A Parent’s Most Important Job

I remember clearly the when I first read The Tipping Point. The book was a good read and thought-provoking, but I remember the book most clearly because of a small section near the end:

This [study] is, if you think about it, a rather extraordinary finding. Most of us believe that we are like our parents because of some combination of genes and, more important, of nurture — that parents, to a large extent, raise us in their own image. But if that is the case, if nurture matters so much, then why did the adopted kids not resemble their adoptive parents at all? The Colorado study isn’t saying that genes explain everything and that environment doesn’t matter. On the contrary, all of the results strongly suggest that our environment plays as big — if not bigger — a role as heredity in shaping personality and intelligence. What it is saying is that whatever that environmental influence is, it doesn’t have a lot to do with parents. It’s something else, and what Judith Harris argues is that that something else is the influence of peers.

Why, Harris asks, do the children of recent immigrants almost never retain the accent of their parents? How is it the children of deaf parents manage to learn how to speak as well and as quickly as children whose parents speak to them from the day they were born? The answer has always been that language is a skill acquired laterally — that what children pick up from other children is as, or more, important in the acquisition of language as what they pick up at home. What Harris argues is that this is also true more generally, that the environmental influence that helps children become who they are ‒that shapes their character and personality — is their peer group.

Expressed this way, I think it’s easy to come to the wrong conclusion: that parents have little influence over their children. A more useful inference would be:

A parent’s most important duty is to find the best possible peers for their children.

Atom Feed for Comments 5 Responses to “A Parent’s Most Important Job”

  1. Eric Shepherd Says:

    Hear, hear!

  2. graydon Says:

    Yeah. I read a curious set of studies on heritability of intelligence once (mostly searching for counter-arguments to people telling me I ought to have kids) and it summarized the known results similarly: that siblings who treat one another as peers (due to age similarity, say) wind up being the most closely correlated. Closer than parent-child correlation you see in in either adoptive (“all nurture”) or biological (“all nature”) studies that try to model such things as heritable. It’s all about the social environment you set up for the kid.

    (Curiously: performance correlation for socially connected, same-stage siblings was closer than either single person correlated against *themselves*, at different periods of their own life!)

    Of course, if you happen to create a social environment for your kids that’s similar to the one you got, naturally you’ll see a parent-child correlation. But it’s circumstantially mediated.

  3. Mysterious Andy Says:

    If the rest of the book is as interesting then I definitely need to put “The Tipping Point” on my to-read list. Assuming the findings are correct (and they seem to match the data), your conclusion has given me some real food for thought.

    As a brand new father, I find myself thinking a lot about what sort of role and impact I’ll have as I raise my son. My hope at this point is that I can teach him to be a rational, independent thinker without being overly jaded or cynical. I guess this means I need to nudge him towards situations and social circles that will reinforce this.

  4. Lukas Says:

    I read some of Judith Harris’ book, after reading this part of The Tipping Point – she agrees with you – that is the best thing you can do for your children, is to surround them with positive role models.

  5. atotic Says:

    In the early years you are the most important peer. As the time goes on, your influence will wane. My belief is that the early years will influence the kinds of peers they pick. You will not pick their peers, they will. Our kid has been showing strong preferences for certain kids since about 18 months.

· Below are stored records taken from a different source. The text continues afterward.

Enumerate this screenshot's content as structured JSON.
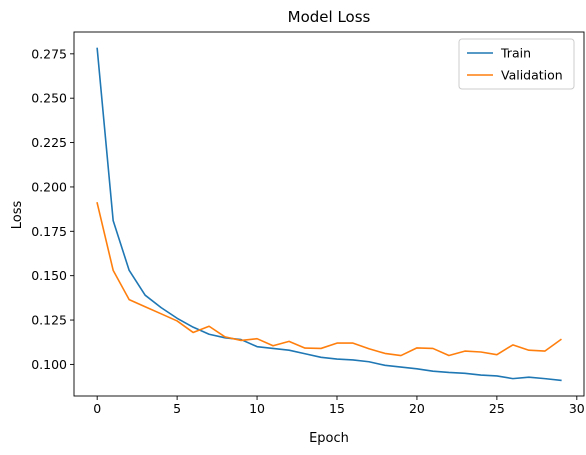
{
  "chart_data": {
    "type": "line",
    "title": "Model Loss",
    "xlabel": "Epoch",
    "ylabel": "Loss",
    "xlim": [
      -1.45,
      30.45
    ],
    "ylim": [
      0.0822,
      0.2873
    ],
    "xticks": [
      0,
      5,
      10,
      15,
      20,
      25,
      30
    ],
    "yticks": [
      0.1,
      0.125,
      0.15,
      0.175,
      0.2,
      0.225,
      0.25,
      0.275
    ],
    "ytick_labels": [
      "0.100",
      "0.125",
      "0.150",
      "0.175",
      "0.200",
      "0.225",
      "0.250",
      "0.275"
    ],
    "grid": false,
    "legend_position": "top-right",
    "x": [
      0,
      1,
      2,
      3,
      4,
      5,
      6,
      7,
      8,
      9,
      10,
      11,
      12,
      13,
      14,
      15,
      16,
      17,
      18,
      19,
      20,
      21,
      22,
      23,
      24,
      25,
      26,
      27,
      28,
      29
    ],
    "series": [
      {
        "name": "Train",
        "color": "#1f77b4",
        "values": [
          0.278,
          0.181,
          0.153,
          0.139,
          0.132,
          0.126,
          0.121,
          0.117,
          0.115,
          0.114,
          0.11,
          0.109,
          0.108,
          0.106,
          0.104,
          0.103,
          0.1025,
          0.1015,
          0.0995,
          0.0985,
          0.0975,
          0.0962,
          0.0955,
          0.095,
          0.094,
          0.0935,
          0.092,
          0.0928,
          0.092,
          0.091
        ]
      },
      {
        "name": "Validation",
        "color": "#ff7f0e",
        "values": [
          0.191,
          0.153,
          0.1365,
          0.1325,
          0.1285,
          0.1245,
          0.118,
          0.1215,
          0.1155,
          0.1135,
          0.1145,
          0.1105,
          0.113,
          0.1092,
          0.109,
          0.112,
          0.112,
          0.1088,
          0.1062,
          0.105,
          0.1093,
          0.109,
          0.105,
          0.1075,
          0.107,
          0.1055,
          0.111,
          0.108,
          0.1075,
          0.114
        ]
      }
    ]
  }
}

    I have a 2 1/2 year old, and we are a work-AH dad, and stay-AH mom. Spending as much time as possible with the kid has worked out really well for us. The amount of work is brutal. It is really hard to find non-family help willing to give it 100% all of the time.

    There is so much kids literature out there, you can find advocates for every point of view. I enjoyed the scientific bent of “What’s Going on in There? : How the Brain and Mind Develop in the First Five Years of Life” by Lise Eliot, PhD.